Disabling IPV6 in .NET Core

dotnet / runtime

.NET is a cross-platform runtime for cloud, mobile, desktop, and IoT apps.

https://docs.microsoft.com/dotnet/core/

MIT License

15.27k stars 4.73k forks source link

Disabling IPV6 in .NET Core #107979

Open ansulhere opened 1 month ago

ansulhere commented 1 month ago

Is there an existing issue for this?

[X] I have searched the existing issues

Describe the bug

On .NET 6 alpine images, the setting to Disable IPv6 has no impact if the remote resource/URL does not have a Quad A DNS record. Such an outbound request fails with System.Net.Http.HttpRequestException: Resource temporarily unavailable (remote_url) Inner Exception : System.Net.Sockets.SocketException (11) : Resource temporarily unavailable.

The following setting "System.Net.DisableIPv6" : true has been tried and this does not seem to have any impact.

For Java applications calling the same remote url, the following setting disables ipv6 attempts and only ipv4 is attempted: ENTRYPOINT ["java", "-Djava.net.preferIPv4Stack=true", "-Djava.security.egd=file:/dev/./urandom", "-jar", "/app.jar"]

Expected Behavior

No response

Steps To Reproduce

No response

Exceptions (if any)

No response

.NET Version

No response

Anything else?

No response

martincostello commented 1 month ago

Looks like this issue should be transferred to dotnet/runtime as it doesn't appear to be specific to ASP.NET Core.

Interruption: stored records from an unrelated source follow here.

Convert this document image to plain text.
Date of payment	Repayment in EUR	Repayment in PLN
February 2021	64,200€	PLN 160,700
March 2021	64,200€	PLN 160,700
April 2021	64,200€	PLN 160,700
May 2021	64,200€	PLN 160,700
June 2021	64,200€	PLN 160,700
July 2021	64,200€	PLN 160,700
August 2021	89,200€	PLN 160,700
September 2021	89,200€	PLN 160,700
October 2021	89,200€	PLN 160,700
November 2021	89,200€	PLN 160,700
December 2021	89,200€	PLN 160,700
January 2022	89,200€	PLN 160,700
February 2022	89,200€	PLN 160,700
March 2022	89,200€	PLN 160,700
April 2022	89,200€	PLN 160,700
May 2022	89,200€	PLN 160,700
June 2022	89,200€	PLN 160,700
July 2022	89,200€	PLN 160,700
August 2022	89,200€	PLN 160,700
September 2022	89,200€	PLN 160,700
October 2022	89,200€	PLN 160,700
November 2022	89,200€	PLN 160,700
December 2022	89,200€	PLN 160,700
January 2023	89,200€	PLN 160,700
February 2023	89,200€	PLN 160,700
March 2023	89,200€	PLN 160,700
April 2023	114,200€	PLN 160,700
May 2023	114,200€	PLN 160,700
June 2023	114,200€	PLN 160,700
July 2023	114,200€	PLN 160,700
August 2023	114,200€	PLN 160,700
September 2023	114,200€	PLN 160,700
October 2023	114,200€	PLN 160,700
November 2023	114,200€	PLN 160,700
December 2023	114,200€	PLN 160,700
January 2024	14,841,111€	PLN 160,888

amcasey commented 1 month ago

Yeah, let's start with runtime, though this may end up on docker-tools.

avarakin commented 1 month ago

I think it needs to be addressed in dotnet/runtime, as @martincostello indicated. The runtime itself should be capable of disabling IPV6 so we do not depend on container or OS configurations, which may not always work, as happened here. P.S. I work for the company (WU) , where this issue was encountered and reported to @ansulhere as a support ticket.

dotnet-policy-service[bot] commented 1 month ago

Tagging subscribers to this area: @dotnet/ncl See info in area-owners.md if you want to be subscribed.

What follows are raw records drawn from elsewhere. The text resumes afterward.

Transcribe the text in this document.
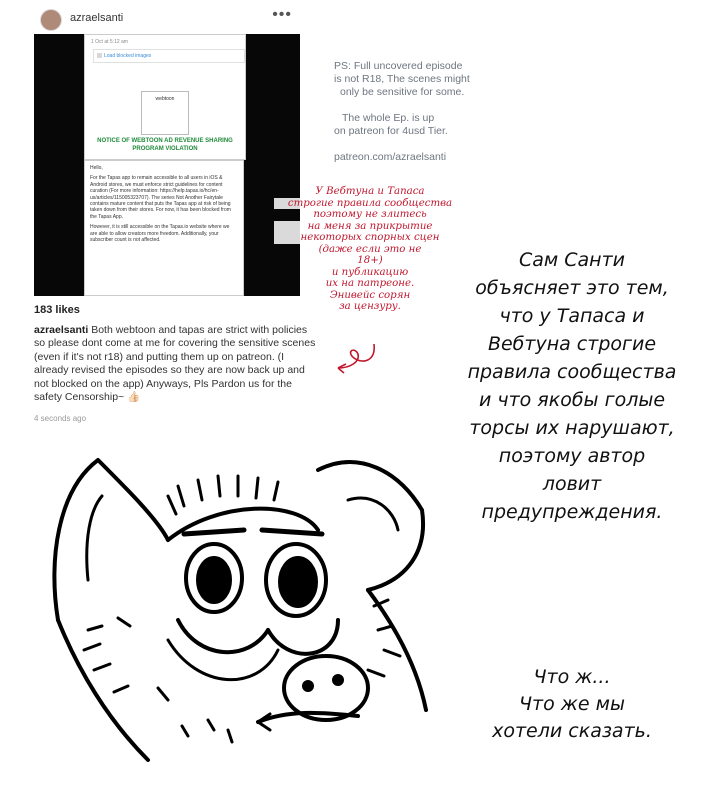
azraelsanti	•••
1 Oct at 5:12 am
Load blocked images
webtoon
NOTICE OF WEBTOON AD REVENUE SHARING PROGRAM VIOLATION

Hello,

For the Tapas app to remain accessible to all users in iOS & Android stores, we must enforce strict guidelines for content curation (For more information: https://help.tapas.io/hc/en-us/articles/115005323707). The series Not Another Fairytale contains mature content that puts the Tapas app at risk of being taken down from their stores. For now, it has been blocked from the Tapas App.

However, it is still accessible on the Tapas.io website where we are able to allow creators more freedom. Additionally, your subscriber count is not affected.

183 likes
azraelsanti Both webtoon and tapas are strict with policies so please dont come at me for covering the sensitive scenes (even if it's not r18) and putting them up on patreon. (I already revised the episodes so they are now back up and not blocked on the app) Anyways, Pls Pardon us for the safety Censorship~ 👍🏻
4 seconds ago

PS: Full uncovered episode
is not R18, The scenes might
only be sensitive for some.

The whole Ep. is up
on patreon for 4usd Tier.

patreon.com/azraelsanti

У Вебтуна и Тапаса
строгие правила сообщества
поэтому не злитесь
на меня за прикрытие
некоторых спорных сцен
(даже если это не
18+)
и публикацию
их на патреоне.
Энивейс сорян
за цензуру.
Сам Санти
объясняет это тем,
что у Тапаса и
Вебтуна строгие
правила сообщества
и что якобы голые
торсы их нарушают,
поэтому автор
ловит
предупреждения.
Что ж...
Что же мы
хотели сказать.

dotnet-policy-service[bot] commented 1 month ago

Tagging subscribers to this area: @dotnet/ncl See info in area-owners.md if you want to be subscribed.

antonfirsov commented 1 month ago

This is an issue in System.Net.NameResolution. When DisableIPv6=true, we are filtering out V6 results after resolution: https://github.com/dotnet/runtime/blob/51bd2b970a90b0c12e59d4b904b9641491cc60af/src/libraries/System.Net.NameResolution/src/System/Net/NameResolutionPal.Unix.cs#L89 https://github.com/dotnet/runtime/blob/51bd2b970a90b0c12e59d4b904b9641491cc60af/src/libraries/System.Net.NameResolution/src/System/Net/NameResolutionPal.Windows.cs#L309

Instead, we should restrict the AF in the getaddrinfo(ex) calls. We should attempt changing this for .NET 10.